TREK To Yomi, developed by Leonard Menchiari and Flying Wild Hog, and published by Devolver Digital on PC, Xbox and PlayStation, is a loving homage to black-and-white Samurai films of the type made famous in the west by Akira Kurosawa.
The game absolutely nails this aesthetic and zeitgeist with the pinpoint precision of an expertly launched shuriken.
The plot is classic Samurai cinema too: Your character, Hiroki is a young Samurai sworn to defend his village. When it is attacked by bandits, he draws his sword to slay the invaders, before deciding to take the fight to them and prevent them from attacking anyone else. The decision has dire consequences and takes Hiroki on a journey through Yomi (the land of the dead in the Shinto religion) before climaxing with a showdown against the bandit king.
While nominally a side-scrolling combat game, it really is incredibly stylish and the action is frequently viewed from different angles, all with a dramatic cinematic flavour which perfectly complement the game’s atmosphere. The game is, incidentally, entirely in black & white.
There are a few enemy types to fight, and depending on the difficulty level they can pose either a mild inconvenience or a serious challenge. After completing the game, there’s even a difficulty option where taking one hit from any enemy will kill you, and is something probably best left to people who think Souls-like games are only somewhat challenging.
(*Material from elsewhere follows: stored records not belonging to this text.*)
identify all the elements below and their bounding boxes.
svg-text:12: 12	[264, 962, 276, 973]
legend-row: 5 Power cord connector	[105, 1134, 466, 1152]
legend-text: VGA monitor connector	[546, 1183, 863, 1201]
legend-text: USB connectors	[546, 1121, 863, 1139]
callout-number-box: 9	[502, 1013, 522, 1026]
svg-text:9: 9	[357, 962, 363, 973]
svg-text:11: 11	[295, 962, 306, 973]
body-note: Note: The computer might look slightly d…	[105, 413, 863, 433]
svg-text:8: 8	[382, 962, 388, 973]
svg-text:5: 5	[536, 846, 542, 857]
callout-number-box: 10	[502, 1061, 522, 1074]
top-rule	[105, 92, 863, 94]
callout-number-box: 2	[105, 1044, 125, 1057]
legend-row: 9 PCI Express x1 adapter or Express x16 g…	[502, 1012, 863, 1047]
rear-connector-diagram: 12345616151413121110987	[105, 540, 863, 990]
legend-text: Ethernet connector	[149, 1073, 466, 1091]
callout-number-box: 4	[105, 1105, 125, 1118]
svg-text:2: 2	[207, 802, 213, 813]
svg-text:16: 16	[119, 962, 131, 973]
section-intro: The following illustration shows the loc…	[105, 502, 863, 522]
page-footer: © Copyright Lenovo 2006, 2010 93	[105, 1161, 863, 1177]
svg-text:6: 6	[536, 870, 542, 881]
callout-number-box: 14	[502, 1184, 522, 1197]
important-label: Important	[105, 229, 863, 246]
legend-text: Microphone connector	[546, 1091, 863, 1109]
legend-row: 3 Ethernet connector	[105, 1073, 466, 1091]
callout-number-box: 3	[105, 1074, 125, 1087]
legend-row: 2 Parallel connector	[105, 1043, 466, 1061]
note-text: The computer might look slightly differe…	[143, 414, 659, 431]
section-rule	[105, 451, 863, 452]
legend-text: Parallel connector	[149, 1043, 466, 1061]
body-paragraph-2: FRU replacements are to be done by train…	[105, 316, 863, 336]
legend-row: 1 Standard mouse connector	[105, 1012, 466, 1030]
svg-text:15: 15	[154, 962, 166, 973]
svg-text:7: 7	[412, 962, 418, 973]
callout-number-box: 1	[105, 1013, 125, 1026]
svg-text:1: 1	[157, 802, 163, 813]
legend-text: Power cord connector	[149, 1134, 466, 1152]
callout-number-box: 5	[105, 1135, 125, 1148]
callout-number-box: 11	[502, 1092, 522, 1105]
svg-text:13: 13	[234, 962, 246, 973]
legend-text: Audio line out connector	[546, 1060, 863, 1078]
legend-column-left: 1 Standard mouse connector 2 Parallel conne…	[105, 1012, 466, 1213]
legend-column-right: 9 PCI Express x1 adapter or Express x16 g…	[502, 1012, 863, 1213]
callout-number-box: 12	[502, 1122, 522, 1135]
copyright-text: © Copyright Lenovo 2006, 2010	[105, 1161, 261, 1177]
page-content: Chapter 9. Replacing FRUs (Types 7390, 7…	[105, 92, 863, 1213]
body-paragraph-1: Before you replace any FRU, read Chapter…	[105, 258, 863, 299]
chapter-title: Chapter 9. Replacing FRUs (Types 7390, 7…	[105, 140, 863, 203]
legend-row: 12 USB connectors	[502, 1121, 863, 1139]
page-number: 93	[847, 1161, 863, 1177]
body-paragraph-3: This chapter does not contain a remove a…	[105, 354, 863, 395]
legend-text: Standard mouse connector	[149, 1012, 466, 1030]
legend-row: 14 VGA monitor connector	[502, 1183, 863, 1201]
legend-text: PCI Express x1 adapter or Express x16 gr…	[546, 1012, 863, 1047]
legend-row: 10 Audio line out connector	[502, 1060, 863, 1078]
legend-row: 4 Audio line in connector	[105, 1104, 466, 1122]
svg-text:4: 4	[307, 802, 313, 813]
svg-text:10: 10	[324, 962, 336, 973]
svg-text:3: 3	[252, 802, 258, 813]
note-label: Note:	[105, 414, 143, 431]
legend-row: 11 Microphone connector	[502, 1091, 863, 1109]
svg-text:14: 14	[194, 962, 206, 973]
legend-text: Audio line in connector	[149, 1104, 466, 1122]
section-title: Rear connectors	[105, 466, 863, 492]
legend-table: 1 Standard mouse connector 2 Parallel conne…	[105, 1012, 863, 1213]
As you complete levels, you will unlock new sword combos. It sounds nice in practice, but in reality you’re just going to be randomly clicking buttons to slash away at enemies, so trying for fancy combos seems superfluous most of the time.
In addition to your trusty katana, you have access to three ranged weapons – throwing knives, a bow and arrow, and an arquebus – the latter of which can shoot through multiple enemies.
While the combat is functional, I did have some issues with trying to switch between ranged weapons in mid-combat; like I’d throw a knife, attack with the sword, then try and switch to the bow and the command wouldn’t register, meaning I’d end up throwing another knife instead of firing an arrow that would finish the enemy off.
In addition to the superb visuals, the sound in Trek To Yomi is outstanding, with traditional Japanese instruments performing music that fits on-screen events perfectly.
One other element the devs deserve credit for is knowing how long the premise can sustain itself and wrapping things up before the enthusiasm wears off. The game will take about 5-7 hours on the lower difficulty levels, which is pretty much the perfect length for a game like this – long enough to provide a variety of levels and experiences, not so long that you find yourself getting bored with the repetition.
This isn’t Ghost of Tsushima but it isn’t supposed to be – it’s a different, but enjoyable experience and one well worth experiencing if you’re a Samurai Cinema fan or looking for a new Samurai-themed sword-wielding adventure.